市光工業、自動運転時代のライティングや新構造ドアミラーを出展へ…人とくるまのテクノロジー2019

「コミュニケーション ライティング」の実物大モックアップ
市光工業は、5月22~24日にパシフィコ横浜で開催される「人とくるまのテクノロジー展2019」において、自動運転時代のニーズに応えるライティングや新構造ドアミラーの最新技術を出展する。

同社は今回、自動運転時に車両がドライバーの代わりとなり、光で意思を表現するLED約400個を使用した「コミュニケーション ライティング」の実物大モックアップを展示する。自動運転時においては、ドライバーのアイコンタクトやジェスチャーといった意思伝達は存在しないため、コミュニケーション ライティングが自動運転中のドライバーに代わって、車両の動き(意思)を周囲のドライバーや歩行者等に光やサインで伝え、自動運転車両の周囲の人たちの不安を解消する。

また、車両を取り囲むように設置されたコミュニケーションランプは、様々な危険な状況を周囲に注意喚起することで、安全性が向上する。近い将来訪れる自動運転社会を見据えたライティングの新たなHMI(ヒューマン マシン インターフェイス)としての役割について独自のコンセプト提案となる。

さらに、欧州・北米などで準備中のADS(オートメイテッド ドライビング システム)ライティングの規格に合わせて、展示品の自動運転中を示す点灯色には、ブルーグリーンを採用。今回、実物大モックアップの展示を行うことにより、実際どのように見えるかを来場者に体感してもらう。

このほかに、今後の自動運転化を見据えた「センサー内蔵ヘッドランプ」を展示する。測距・障害物検知に電波を利用するレーダーセンサーのヘッドランプユニット内への搭載は、前側方から接近する対向車の検出に有効で、交差時の安全が向上する。また、ヘッドランプユニット内は、レンズで覆われた密閉空間なので、レーダー、カメラなどのセンサーが雨滴、雪、埃から守られた状態で、性能を発揮できる。さらに、従来から備わる光軸調整機構と兼用することで、センサーの向きを最適に保持することが可能。意匠面ではセンサーをランプに内蔵することで、車両外観デザインへの影響がなくなる。加えて、ヘッドランプとセンサーのモジュール化により、車両ハーネスの取り回しの簡素化ならびに車両組立工程の簡略化にも寄与する。

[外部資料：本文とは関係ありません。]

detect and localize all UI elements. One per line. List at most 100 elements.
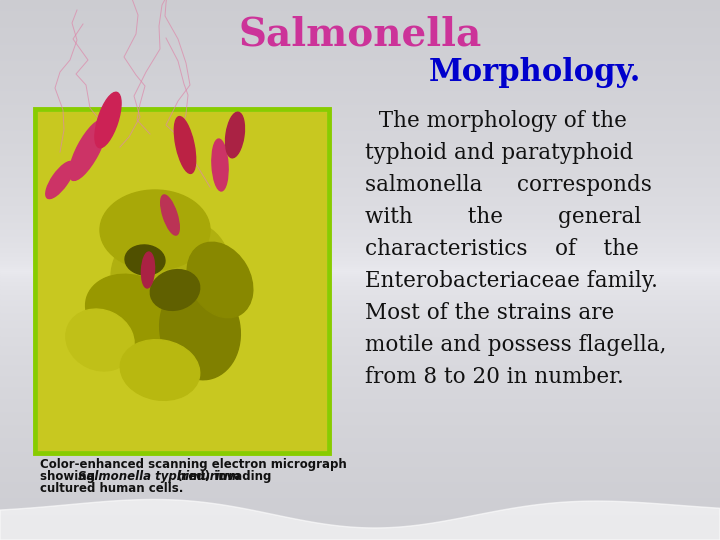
Bar <box>0 132 720 133</box>
Bar <box>0 144 720 145</box>
Bar <box>0 281 720 282</box>
Bar <box>0 40 720 41</box>
Bar <box>0 239 720 240</box>
Bar <box>0 308 720 309</box>
Bar <box>0 256 720 257</box>
Ellipse shape <box>212 139 228 191</box>
Bar <box>0 99 720 100</box>
Bar <box>0 368 720 369</box>
Bar <box>0 353 720 354</box>
Bar <box>0 152 720 153</box>
Bar <box>0 215 720 216</box>
Bar <box>0 305 720 306</box>
Bar <box>0 514 720 515</box>
Bar <box>0 426 720 427</box>
Bar <box>0 10 720 11</box>
Text: typhoid and paratyphoid: typhoid and paratyphoid <box>365 142 634 164</box>
Bar <box>0 496 720 497</box>
Bar <box>0 261 720 262</box>
Bar <box>0 477 720 478</box>
Bar <box>0 450 720 451</box>
Bar <box>0 499 720 500</box>
Bar <box>0 478 720 479</box>
Bar <box>0 350 720 351</box>
Bar <box>0 500 720 501</box>
Bar <box>0 322 720 323</box>
Bar <box>0 181 720 182</box>
Bar <box>0 415 720 416</box>
Bar <box>0 437 720 438</box>
Bar <box>0 316 720 317</box>
Bar <box>0 0 720 1</box>
Bar <box>0 373 720 374</box>
Bar <box>0 533 720 534</box>
Bar <box>0 532 720 533</box>
Bar <box>0 508 720 509</box>
Bar <box>0 106 720 107</box>
Bar <box>0 366 720 367</box>
Bar <box>0 192 720 193</box>
Bar <box>0 388 720 389</box>
Bar <box>0 74 720 75</box>
Bar <box>0 413 720 414</box>
Bar <box>0 208 720 209</box>
Bar <box>0 319 720 320</box>
Bar <box>0 193 720 194</box>
Bar <box>0 483 720 484</box>
Bar <box>0 251 720 252</box>
Bar <box>0 52 720 53</box>
Bar <box>0 2 720 3</box>
Ellipse shape <box>187 242 253 318</box>
Bar <box>0 363 720 364</box>
Bar <box>0 531 720 532</box>
Bar <box>0 341 720 342</box>
Bar <box>0 492 720 493</box>
Bar <box>0 412 720 413</box>
Bar <box>0 115 720 116</box>
Bar <box>0 524 720 525</box>
Bar <box>0 272 720 273</box>
Bar <box>0 213 720 214</box>
Bar <box>0 384 720 385</box>
Bar <box>0 190 720 191</box>
Bar <box>0 517 720 518</box>
Bar <box>0 191 720 192</box>
Bar <box>0 105 720 106</box>
Bar <box>0 93 720 94</box>
Bar <box>0 150 720 151</box>
Bar <box>0 13 720 14</box>
Bar <box>0 382 720 383</box>
Text: Salmonella: Salmonella <box>238 16 482 54</box>
Bar <box>0 227 720 228</box>
Bar <box>0 418 720 419</box>
Bar <box>0 17 720 18</box>
Bar <box>0 487 720 488</box>
Bar <box>0 137 720 138</box>
Bar <box>0 238 720 239</box>
Bar <box>0 188 720 189</box>
Bar <box>0 333 720 334</box>
Bar <box>0 516 720 517</box>
Bar <box>0 463 720 464</box>
Bar <box>0 164 720 165</box>
Bar <box>0 312 720 313</box>
Bar <box>0 205 720 206</box>
Bar <box>0 117 720 118</box>
Bar <box>0 486 720 487</box>
Bar <box>0 120 720 121</box>
Bar <box>0 329 720 330</box>
Bar <box>0 28 720 29</box>
Bar <box>0 429 720 430</box>
Bar <box>0 163 720 164</box>
Bar <box>0 476 720 477</box>
Bar <box>0 80 720 81</box>
Ellipse shape <box>95 92 121 148</box>
Bar <box>0 416 720 417</box>
Bar <box>0 473 720 474</box>
Bar <box>0 495 720 496</box>
Bar <box>0 526 720 527</box>
Bar <box>0 351 720 352</box>
Bar <box>0 462 720 463</box>
Bar <box>0 19 720 20</box>
Bar <box>0 184 720 185</box>
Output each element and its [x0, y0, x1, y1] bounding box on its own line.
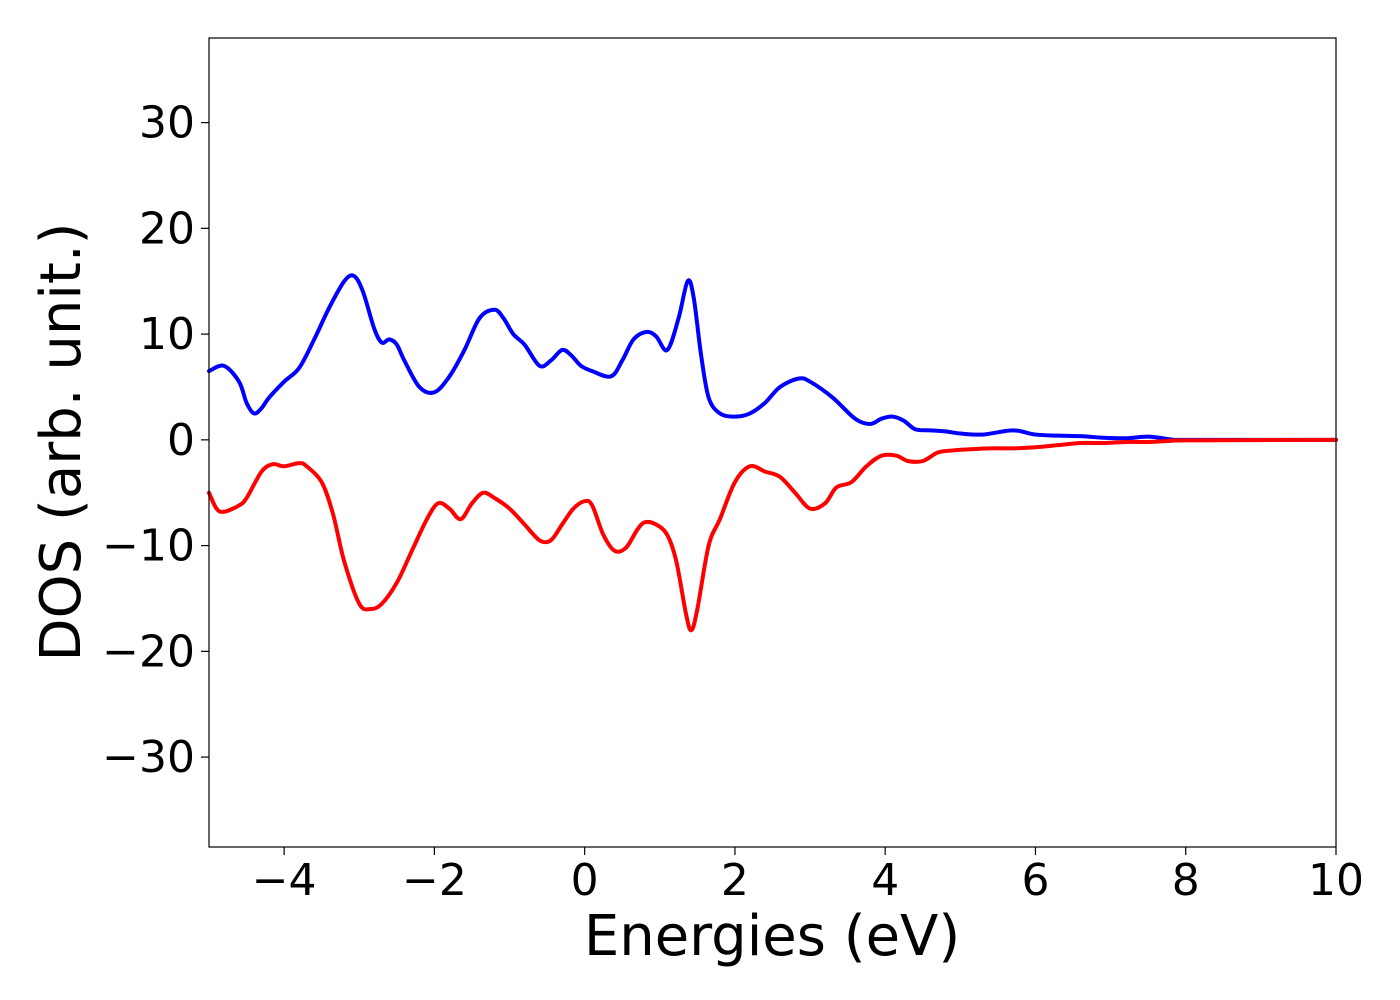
x-axis-ticks: −4 −2 0 2 4 6 8 10 [252, 847, 1364, 906]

「新構造ドアミラー」は、従来のドアミラーでは鏡面作動と電動格納のために必要だった2つのアクチュエーターを1つに統合したもの。従来は、ミラー頭部に鏡面作動させるためのアクチュエーターを内蔵する必要があり、ミラー頭部の小型化が困難だったが、今回のコンセプトは電動格納アクチュエーターと統合することで小型化し、意匠性と空力性能の向上が可能になる。また、従来製品より可動速度の速いアクチュエーターを採用することで、例えば進路変更時の死角低減や降車時における後方からのすり抜け車両の発見などに寄与する。

また、「カメラモニタリングシステム専用電動格納アクチュエーター」は、CMS(カメラモニターシステム)クラス3用の薄型電動格納アクチュエーター。こちらは、アクチュエーターの上下方向を薄型にすることにより、デザインの自由度を上げ、サイドターンやアラウンドビューモニタカメラといった他の機能を搭載しやすくなる。

アフターマーケット向けの製品としては、「3Dサラウンドマルチビュー」を展示する。約100万画素の高解像度カメラ4つで捉えた映像を、三次元モデル上でリアルタイムに合成し、高画質な全周囲立体映像をモニターに表示。また、ウインカーおよびバックギアと連動し、右左折時や駐車時にビューを自動で切り替えて安全運転をサポートする。さらに、約190度の広角カメラを使用し、見通しの悪い交差点でのフロントビューで視界を確保する。本製品は、汎用のカメラロングケーブルに対応し、中型・大型トラック、トレーラー、特殊車両や建機にも取付可能。また、Digital・HDTVIの2種類の出力とすることにより、全ての市光製モニターへの接続に対応する。

「8インチHDモニター&小型HDカメラ」は、モニターを従来の7インチから8インチに拡大し、カメラは30万画素から123万画素へ機能アップ。123万画素とすることで映像はより鮮明になり、夜間やトンネル内などの視認性を向上させている。